The ability to encrypt data in particular fields on a web page, like credit card numbers, social security numbers, bank account numbers, and health-related information, is known as field-level encryption.

  • Encryption Over a Sequential Link

Data is encrypted as it leaves a host, decrypted on the following network connection (a host or a relay point), and then encrypted once more before being sent to the following link. The data is encrypted at each link using a different key or method, and the process is repeated until the data reaches the receiver.

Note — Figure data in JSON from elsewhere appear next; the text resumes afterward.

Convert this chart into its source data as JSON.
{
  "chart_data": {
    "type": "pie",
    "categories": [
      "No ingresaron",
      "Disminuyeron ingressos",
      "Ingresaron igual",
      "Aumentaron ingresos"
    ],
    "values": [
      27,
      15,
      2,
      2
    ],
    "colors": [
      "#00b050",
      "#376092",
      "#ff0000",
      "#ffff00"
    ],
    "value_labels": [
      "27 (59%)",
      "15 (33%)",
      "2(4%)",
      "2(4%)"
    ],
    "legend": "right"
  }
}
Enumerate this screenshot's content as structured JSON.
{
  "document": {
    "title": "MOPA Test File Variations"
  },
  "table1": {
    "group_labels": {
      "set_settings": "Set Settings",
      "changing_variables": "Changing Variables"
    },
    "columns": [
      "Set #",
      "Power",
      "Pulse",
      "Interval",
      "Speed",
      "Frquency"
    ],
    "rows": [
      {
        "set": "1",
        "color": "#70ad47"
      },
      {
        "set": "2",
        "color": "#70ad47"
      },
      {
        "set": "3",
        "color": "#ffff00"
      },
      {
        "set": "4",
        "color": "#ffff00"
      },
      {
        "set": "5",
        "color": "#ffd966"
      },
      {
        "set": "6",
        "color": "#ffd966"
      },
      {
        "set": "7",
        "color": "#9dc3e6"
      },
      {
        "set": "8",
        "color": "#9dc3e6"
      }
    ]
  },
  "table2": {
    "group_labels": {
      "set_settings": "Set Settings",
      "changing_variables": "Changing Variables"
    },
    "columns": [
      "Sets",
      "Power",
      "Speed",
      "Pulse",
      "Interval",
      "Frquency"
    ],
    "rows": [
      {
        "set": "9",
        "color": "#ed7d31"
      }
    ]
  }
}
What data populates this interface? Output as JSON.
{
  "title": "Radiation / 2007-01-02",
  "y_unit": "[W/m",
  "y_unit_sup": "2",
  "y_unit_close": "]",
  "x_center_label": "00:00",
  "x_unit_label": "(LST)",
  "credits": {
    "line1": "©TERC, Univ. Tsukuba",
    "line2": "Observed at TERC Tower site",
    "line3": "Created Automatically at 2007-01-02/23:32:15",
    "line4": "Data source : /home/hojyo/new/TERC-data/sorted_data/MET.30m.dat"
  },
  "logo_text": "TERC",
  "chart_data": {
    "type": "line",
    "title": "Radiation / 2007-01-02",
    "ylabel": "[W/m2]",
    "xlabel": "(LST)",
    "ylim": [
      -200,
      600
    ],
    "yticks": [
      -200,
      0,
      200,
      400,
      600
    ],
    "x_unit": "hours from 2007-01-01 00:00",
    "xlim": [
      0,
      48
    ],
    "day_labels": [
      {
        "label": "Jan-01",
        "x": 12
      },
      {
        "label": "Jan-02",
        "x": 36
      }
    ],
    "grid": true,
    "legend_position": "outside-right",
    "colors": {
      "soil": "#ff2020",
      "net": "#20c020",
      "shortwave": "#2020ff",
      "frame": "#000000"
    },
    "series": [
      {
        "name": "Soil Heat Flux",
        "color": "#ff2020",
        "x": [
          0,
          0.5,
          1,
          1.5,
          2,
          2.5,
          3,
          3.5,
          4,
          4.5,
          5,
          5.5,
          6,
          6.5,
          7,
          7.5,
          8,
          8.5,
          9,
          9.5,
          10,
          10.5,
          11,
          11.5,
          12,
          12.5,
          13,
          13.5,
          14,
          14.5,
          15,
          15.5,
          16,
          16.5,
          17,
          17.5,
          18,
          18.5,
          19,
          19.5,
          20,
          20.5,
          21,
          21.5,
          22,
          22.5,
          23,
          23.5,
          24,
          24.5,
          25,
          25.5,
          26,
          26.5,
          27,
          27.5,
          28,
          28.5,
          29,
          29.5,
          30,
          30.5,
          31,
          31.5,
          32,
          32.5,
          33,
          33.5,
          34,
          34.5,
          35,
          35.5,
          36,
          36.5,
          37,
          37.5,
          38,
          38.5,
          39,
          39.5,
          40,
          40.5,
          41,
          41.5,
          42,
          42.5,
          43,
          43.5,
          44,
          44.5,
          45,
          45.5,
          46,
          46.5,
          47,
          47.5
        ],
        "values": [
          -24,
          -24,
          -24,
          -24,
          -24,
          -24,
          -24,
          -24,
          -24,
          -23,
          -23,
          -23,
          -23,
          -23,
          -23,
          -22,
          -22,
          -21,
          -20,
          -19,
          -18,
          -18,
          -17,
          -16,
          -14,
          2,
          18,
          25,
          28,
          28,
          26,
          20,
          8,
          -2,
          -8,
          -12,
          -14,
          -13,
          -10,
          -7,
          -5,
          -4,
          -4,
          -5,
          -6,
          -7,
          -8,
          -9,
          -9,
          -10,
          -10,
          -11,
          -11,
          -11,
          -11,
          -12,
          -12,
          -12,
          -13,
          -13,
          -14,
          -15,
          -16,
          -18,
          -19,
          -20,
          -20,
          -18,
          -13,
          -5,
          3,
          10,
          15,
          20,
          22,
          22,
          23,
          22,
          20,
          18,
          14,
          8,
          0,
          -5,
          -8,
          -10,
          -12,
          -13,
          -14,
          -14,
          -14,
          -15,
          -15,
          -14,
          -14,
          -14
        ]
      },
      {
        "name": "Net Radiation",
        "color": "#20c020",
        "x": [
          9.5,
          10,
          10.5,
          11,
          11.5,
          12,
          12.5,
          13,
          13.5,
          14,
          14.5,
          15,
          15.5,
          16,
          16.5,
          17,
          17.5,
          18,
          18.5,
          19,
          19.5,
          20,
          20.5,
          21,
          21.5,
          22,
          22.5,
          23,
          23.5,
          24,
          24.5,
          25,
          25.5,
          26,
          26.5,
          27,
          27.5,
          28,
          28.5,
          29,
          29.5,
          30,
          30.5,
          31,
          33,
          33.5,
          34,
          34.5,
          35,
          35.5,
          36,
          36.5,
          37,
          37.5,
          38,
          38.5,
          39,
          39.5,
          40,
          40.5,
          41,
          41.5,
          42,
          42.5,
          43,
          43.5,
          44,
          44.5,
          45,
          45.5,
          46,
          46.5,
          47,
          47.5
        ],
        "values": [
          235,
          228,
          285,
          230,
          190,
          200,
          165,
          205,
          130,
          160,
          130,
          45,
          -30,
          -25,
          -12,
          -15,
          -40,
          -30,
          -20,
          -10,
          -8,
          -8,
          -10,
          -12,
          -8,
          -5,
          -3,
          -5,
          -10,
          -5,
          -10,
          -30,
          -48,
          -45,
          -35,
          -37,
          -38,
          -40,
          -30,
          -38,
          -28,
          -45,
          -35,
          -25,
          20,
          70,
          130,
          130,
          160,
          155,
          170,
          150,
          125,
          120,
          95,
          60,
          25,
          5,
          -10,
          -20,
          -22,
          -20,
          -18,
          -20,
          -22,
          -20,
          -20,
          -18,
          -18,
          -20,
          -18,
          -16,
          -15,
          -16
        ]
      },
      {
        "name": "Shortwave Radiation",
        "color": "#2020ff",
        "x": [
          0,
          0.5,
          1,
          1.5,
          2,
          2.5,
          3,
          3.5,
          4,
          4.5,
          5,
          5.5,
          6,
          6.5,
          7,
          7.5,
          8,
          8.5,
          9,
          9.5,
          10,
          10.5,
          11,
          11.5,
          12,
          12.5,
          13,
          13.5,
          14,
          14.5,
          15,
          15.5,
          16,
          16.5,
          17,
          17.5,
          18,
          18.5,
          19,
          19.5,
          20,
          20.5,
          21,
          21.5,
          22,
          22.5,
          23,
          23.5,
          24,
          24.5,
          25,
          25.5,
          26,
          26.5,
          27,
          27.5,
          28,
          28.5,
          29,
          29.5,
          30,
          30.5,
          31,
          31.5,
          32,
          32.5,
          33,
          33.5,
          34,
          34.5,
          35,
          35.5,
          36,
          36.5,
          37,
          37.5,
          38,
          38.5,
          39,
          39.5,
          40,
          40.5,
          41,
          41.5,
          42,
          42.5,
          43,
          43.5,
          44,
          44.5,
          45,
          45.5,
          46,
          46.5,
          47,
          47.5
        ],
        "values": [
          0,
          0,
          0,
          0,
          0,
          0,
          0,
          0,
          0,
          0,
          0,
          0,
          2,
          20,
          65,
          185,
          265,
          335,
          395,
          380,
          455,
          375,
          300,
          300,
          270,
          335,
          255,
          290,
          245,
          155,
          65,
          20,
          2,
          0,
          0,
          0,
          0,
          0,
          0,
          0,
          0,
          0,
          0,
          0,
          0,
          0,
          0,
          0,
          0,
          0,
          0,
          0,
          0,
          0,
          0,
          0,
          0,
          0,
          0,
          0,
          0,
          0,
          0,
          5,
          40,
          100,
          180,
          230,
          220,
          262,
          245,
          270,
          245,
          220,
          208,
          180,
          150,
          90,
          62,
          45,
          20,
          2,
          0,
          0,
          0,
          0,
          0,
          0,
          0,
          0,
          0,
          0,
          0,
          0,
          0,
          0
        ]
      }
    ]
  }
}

  • Network Level Encryption

By using this technique, network forwarding layer (level 3 in the OSI model) cryptographic services are applied. This is situated below the application layer and above the data link layer. Internet Protocol security (IPsec) is used to accomplish Level 3 encryption. It develops a foundation for private communications in IP networks when combined with some IETF standards.

Conclusion

In the current digital environment, it is crucial to comprehend the importance of data at rest encryption. We examined the core ideas behind data encryption, separating it from data in use and transit.

We’ve emphasized the value of robust encryption techniques to protect sensitive information by reviewing the six best practices. Keeping up with the most recent encryption techniques and kinds is essential to maintaining a safe data environment as technology advances.

RedSwitches is a crucial ally in this era of cyber threats by providing cutting-edge solutions to strengthen data protection. Organizations can strengthen their defenses by adopting encryption at rest, guaranteeing that data is inaccessible to unauthorized parties even when kept.

Remember, knowledge and proactive steps are essential in data protection. We are at the forefront, enabling businesses to enter the digital world with security and assurance.

FAQs

Q. What is the best encryption for data at rest security?

AES (Advanced Encryption Standard) is generally considered a solid option, although the optimum encryption for data at rest depends on the specific circumstances.

 Q. What is an example of data at rest security?

Encrypting files on a computer’s hard drive with programs like BitLocker for Windows or FileVault for macOS is an example of data at rest encryption.

Q. How to encrypt data at REST API?

The HTTPS protocol allows for data at rest protection APIs, ensuring a secure connection between clients and servers.

Q. What is data at rest encryption and in transit?

Data encryption at rest secures data while it is being stored, whereas data encryption in transit safeguards data while it is being sent. Both strategies provide complete security.

Q. What are the three different encryption methods?

Symmetric encryption, asymmetric encryption, and hashing algorithms are the three different encryption techniques, and each has a specific function in data protection.